GIA or Grants in Aid as a percentage of revenue receipts and state GDP: This graph illustrates that grants in aid have hovered between roughly 16% and 24% over a decade, generally not keeping pace with state GDP growth rates. Source: CAG report on State Finances, 2023-24, decadal analysis, December 2025
In Financial Year 2023-24, fifteen states together received 81.49% of total grants and central assistance. These were Uttar Pradesh in the lead (11.81%), Maharashtra, Madhya Pradesh and Andhra Pradesh (7.34%), followed by Bihar, Gujarat, Tamil Nadu (5.36%), Rajasthan, Assam, West Bengal, Odisha, Karnataka, Himachal Pradesh, Uttarakhand and Punjab (3.03%). The remaining 13 states received the rest.
Out of the total grants and central assistance to the states, from FY 2014-15 to FY 2023-24, a similar pattern was observed, where about 80.56% of the total grants and central assistance went to the same 15 states, the CAG report says.
However, once State GST is stripped out for several states, they considerably weaken fiscally, such as Kerala, Punjab, Rajasthan, West Bengal and Andhra Pradesh. This is purely on account of their limited flexibility outside the GST. And then come the chronically weaker states such as Bihar, Uttar Pradesh and in the Northeastern Region, which depend on transfers regardless of tax design.
The impact of capex becoming the sole adjustable variable is therefore not felt equally by everybody across the country, which is also something the CAG report highlights. States that rely heavily on GST and have weak non-GST taxes are also the ones struggling most with debt, leaving them little choice but to cut investment first whenever a crisis – or election – arrives.
States have their own sources of tax revenues (SOTR), and the average has been improving (year-on-year), but the picture is skewed against structurally weaker states when they are viewed individually over a whole decade.
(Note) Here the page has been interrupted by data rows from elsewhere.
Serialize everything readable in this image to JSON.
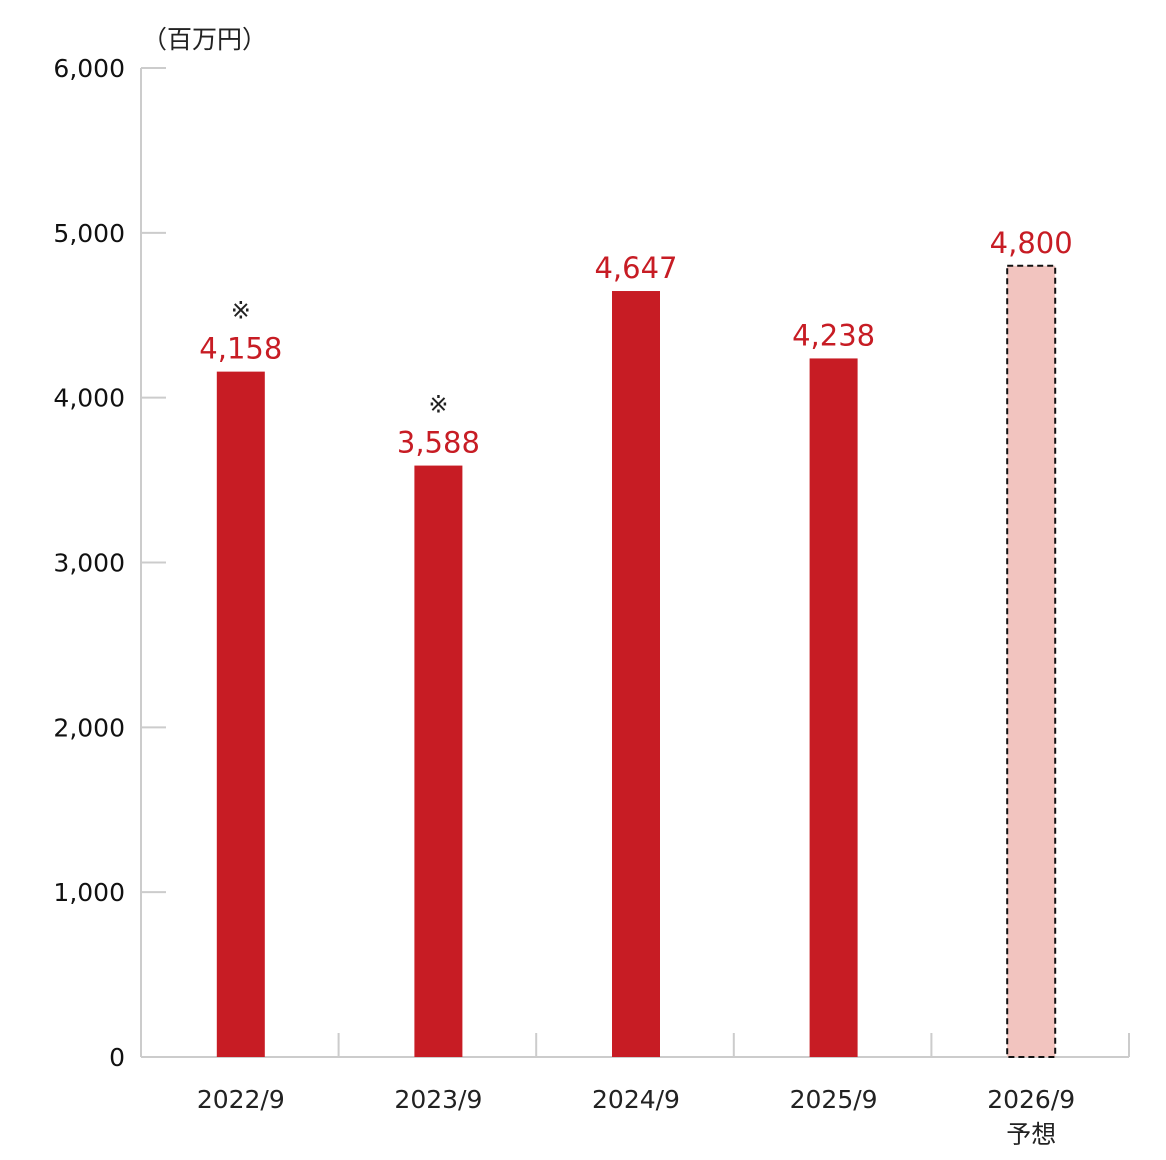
{
  "chart_data": {
    "type": "bar",
    "title": "",
    "unit_label": "（百万円）",
    "xlabel": "",
    "ylabel": "（百万円）",
    "ylim": [
      0,
      6000
    ],
    "yticks": [
      0,
      1000,
      2000,
      3000,
      4000,
      5000,
      6000
    ],
    "ytick_labels": [
      "0",
      "1,000",
      "2,000",
      "3,000",
      "4,000",
      "5,000",
      "6,000"
    ],
    "categories": [
      "2022/9",
      "2023/9",
      "2024/9",
      "2025/9",
      "2026/9"
    ],
    "category_sublabels": [
      "",
      "",
      "",
      "",
      "予想"
    ],
    "values": [
      4158,
      3588,
      4647,
      4238,
      4800
    ],
    "value_labels": [
      "4,158",
      "3,588",
      "4,647",
      "4,238",
      "4,800"
    ],
    "annotations": [
      "※",
      "※",
      "",
      "",
      ""
    ],
    "forecast": [
      false,
      false,
      false,
      false,
      true
    ],
    "grid": false,
    "colors": {
      "actual": "#c71c24",
      "forecast": "#f2c4bf",
      "axis": "#cccccc",
      "label": "#c71c24"
    }
  }
}
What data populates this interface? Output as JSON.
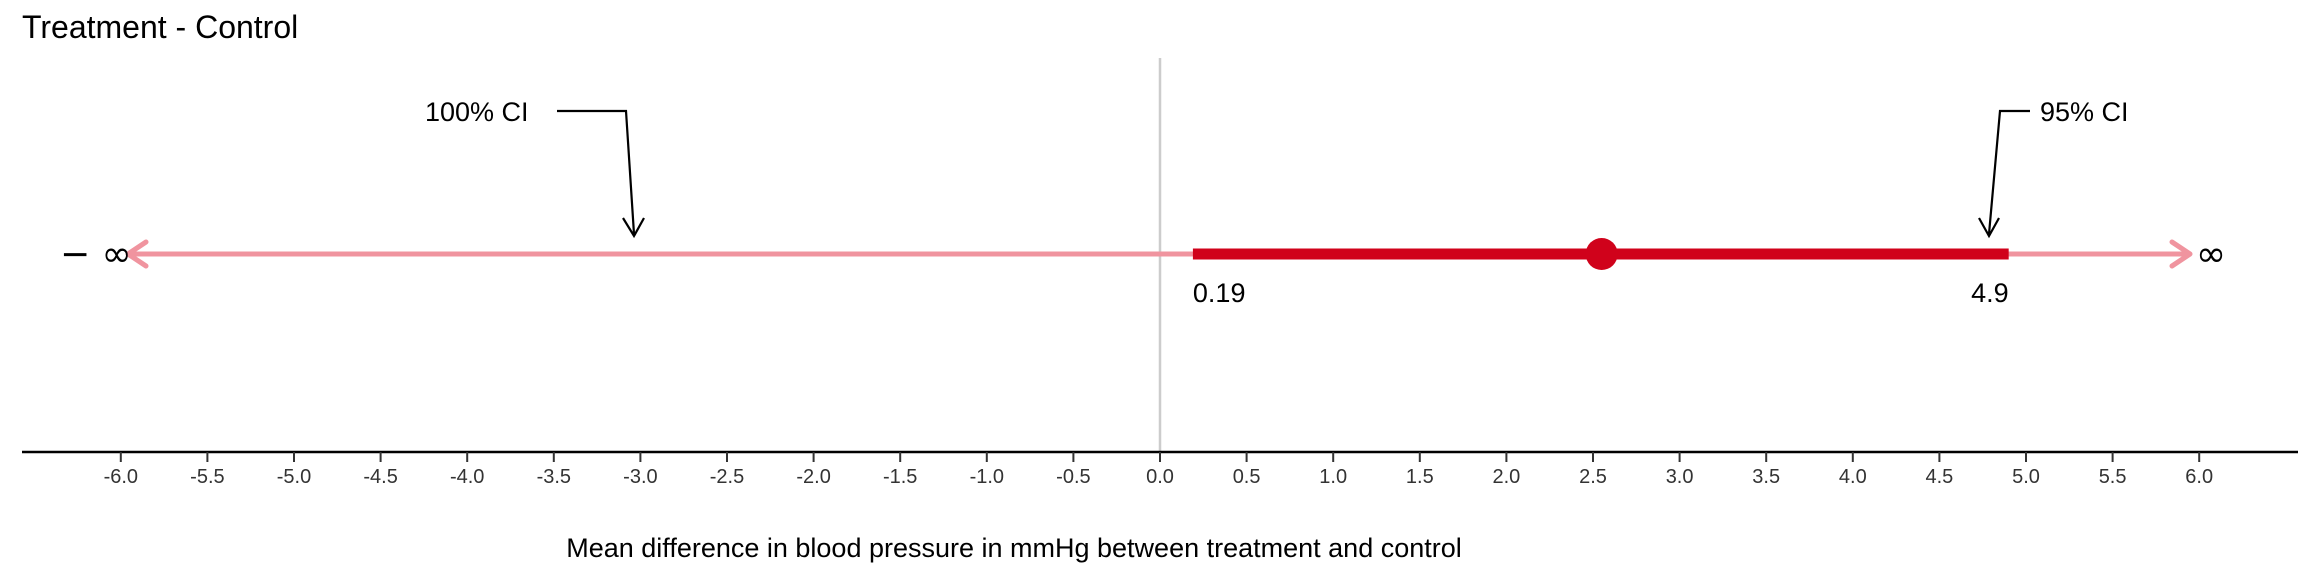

Graph: CAG report on State Finances, 2023-24, decadal analysis, December 2025
Perhaps the exception to this is Tamil Nadu, where own revenues remain strong and where, despite high debt, the interest remains manageable and market access remains strong. Tamil Nadu does invest in infrastructure, but capex is increasingly squeezed by pension, salary and subsidies (power and transport, mostly). This shows that even fiscally strong states can struggle to invest if salaries, pensions and subsidies grow faster than revenues.